The image of the technical hero was popularised by Nevil Shute's novel No Highway (1948), Paul Brickhill's non-fiction book The Dambusters (1951) and Shute's autobiography Slide Rule (1954). The Dambusters film (1954) also featured boffins as heroes, as did stand-alone films such as The Man in the White Suit (1951) and The Sound Barrier (1952).

John Wyndham's novel The Kraken Wakes (1953) includes a song called "The Boffin's Lament" or "The Lay of the Baffled Boffin", with Naval Boffins. By 1958 sound engineers such as Shute and Frank Cordell were being referred to as ‘Pop Boffins’.
 More recently, the term 'boffin' has been used to cover all of Churchill's war-winning Wizards, including atomic scientists, aeronautical engineers and the scientists of the Department of Miscellaneous Weapons Development (including Shute). By the late 60s the term boffins was being used for any research scientists who were making a difference. Alan Turing has been described as a 'boffin' both for his cryptanalytic wizardry and his backroom work on computers, as have some 'Pop' architects.

However, while the main characters in the semi-autobiographical films The Small Back Room (1948) and No Highway in the Sky (1948) came good in the end, many scientists were presented as figures of fun, including those working with computers, in bomb disposal and on aircraft. Moreover the films (unlike the books) used the term 'Boffin' to apply to any Back-Room Boy, with unfortunate connotations. By 1959 a biography refers to 'muzzle-headed boffins in cob-webby small backrooms'.

Moreover between 1968 and 1972 a series of English language primers portraying a 'mad professor', reinforced by a British TV children's comedy Bright's Boffins (1970–72), became the stereotype for children's literature.
 By the 1980s boffins were relegated, in UK popular culture, to semi-comic supporting characters such as Q, the fussy armourer-inventor in the James Bond films, and the term itself gradually took on a negative connotation within society at large.

Thus, by the late 1990s, while the need for 'high-calibre' research staff with 'intimate knowledge' of users and their potential needs was well recognized by potential employers, the term 'boffin' was no longer used in its original sense, lest it conjure up images of 'mad scientists'.

This negative view changed after 2003, with Backroom Boys: The Secret Return of the British Boffin, but without making the original distinction between 'back-room boys' and boffins. By 2009 a popular history noted how enthusiastic 'home-taught boffins' and academics contributed to both world wars, and came to have 'key positions in directing the war effort' and a nostalgic popular book to accompany the Science Museum's 'Dan Dare and the Birth of High-Tech Britain' Exhibition described the optimism as the war-time boffins turned their attention to turning Britain into 'a place of ingenious, and beautifully crafted home-spun technology and design', until thwarted by the consumerist policies of Harold Macmillan. Norman Foster is cited as carrying forward the spirit of the boffin.

===Popular culture===
The term 'boffin' has become widely used in the UK popular media to refer to any scientist or scientific expert, especially those engaged in research. The Institute of Physics is running a campaign to limit this usage, due to the negative image.

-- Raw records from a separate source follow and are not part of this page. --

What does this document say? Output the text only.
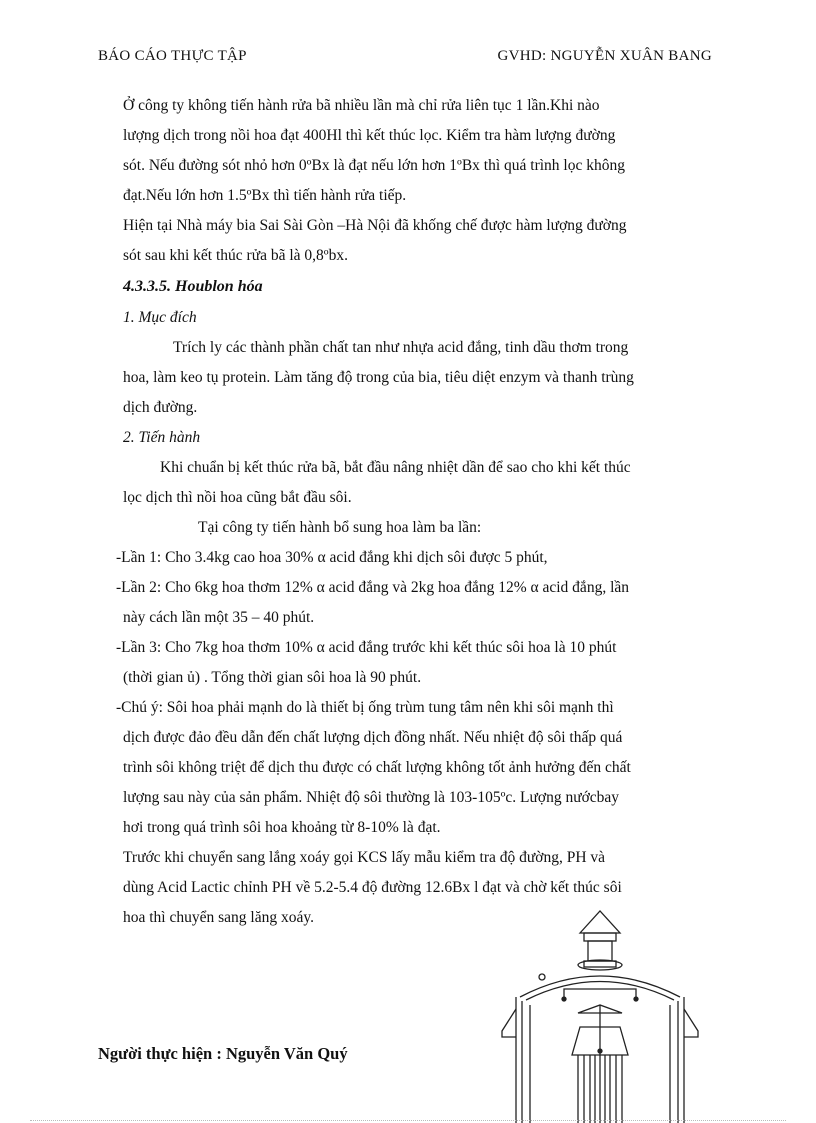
BÁO CÁO THỰC TẬP	GVHD: NGUYỄN XUÂN BANG
Ở công ty không tiến hành rửa bã nhiều lần mà chỉ rửa liên tục 1 lần.Khi nào
lượng dịch trong nồi hoa đạt 400Hl thì kết thúc lọc. Kiểm tra hàm lượng đường
sót. Nếu đường sót nhỏ hơn 0ºBx là đạt nếu lớn hơn 1ºBx thì quá trình lọc không
đạt.Nếu lớn hơn 1.5ºBx thì tiến hành rửa tiếp.
Hiện tại Nhà máy bia Sai Sài Gòn –Hà Nội đã khống chế được hàm lượng đường
sót sau khi kết thúc rửa bã là 0,8ºbx.
4.3.3.5. Houblon hóa
1. Mục đích
Trích ly các thành phần chất tan như nhựa acid đắng, tinh dầu thơm trong
hoa, làm keo tụ protein. Làm tăng độ trong của bia, tiêu diệt enzym và thanh trùng
dịch đường.
2. Tiến hành
Khi chuẩn bị kết thúc rửa bã, bắt đầu nâng nhiệt dần để sao cho khi kết thúc
lọc dịch thì nồi hoa cũng bắt đầu sôi.
Tại công ty tiến hành bổ sung hoa làm ba lần:
-Lần 1: Cho 3.4kg cao hoa 30% α acid đắng khi dịch sôi được 5 phút,
-Lần 2: Cho 6kg hoa thơm 12% α acid đắng và 2kg hoa đắng 12% α acid đắng, lần
này cách lần một 35 – 40 phút.
-Lần 3: Cho 7kg hoa thơm 10% α acid đắng trước khi kết thúc sôi hoa là 10 phút
(thời gian ủ) . Tổng thời gian sôi hoa là 90 phút.
-Chú ý: Sôi hoa phải mạnh do là thiết bị ống trùm tung tâm nên khi sôi mạnh thì
dịch được đảo đều dẫn đến chất lượng dịch đồng nhất. Nếu nhiệt độ sôi thấp quá
trình sôi không triệt để dịch thu được có chất lượng không tốt ảnh hưởng đến chất
lượng sau này của sản phẩm. Nhiệt độ sôi thường là 103-105ºc. Lượng nướcbay
hơi trong quá trình sôi hoa khoảng từ 8-10% là đạt.
Trước khi chuyển sang lắng xoáy gọi KCS lấy mẫu kiểm tra độ đường, PH và
dùng Acid Lactic chỉnh PH về 5.2-5.4 độ đường 12.6Bx l đạt và chờ kết thúc sôi
hoa thì chuyển sang lăng xoáy.
Người thực hiện : Nguyễn Văn Quý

In its July 1984 edition, Road and Track commented: "Peter Wright, formerly aerodynamic engineer for Team Lotus Research and Development, is known there as 'The Boffin' for his scientific wizardry." This Boffin would go on to pioneer active suspension in Formula-One.

The term is used frequently in the sketches of comedy duo Mitchell & Webb, particularly in the reoccurring sketch Big Talk.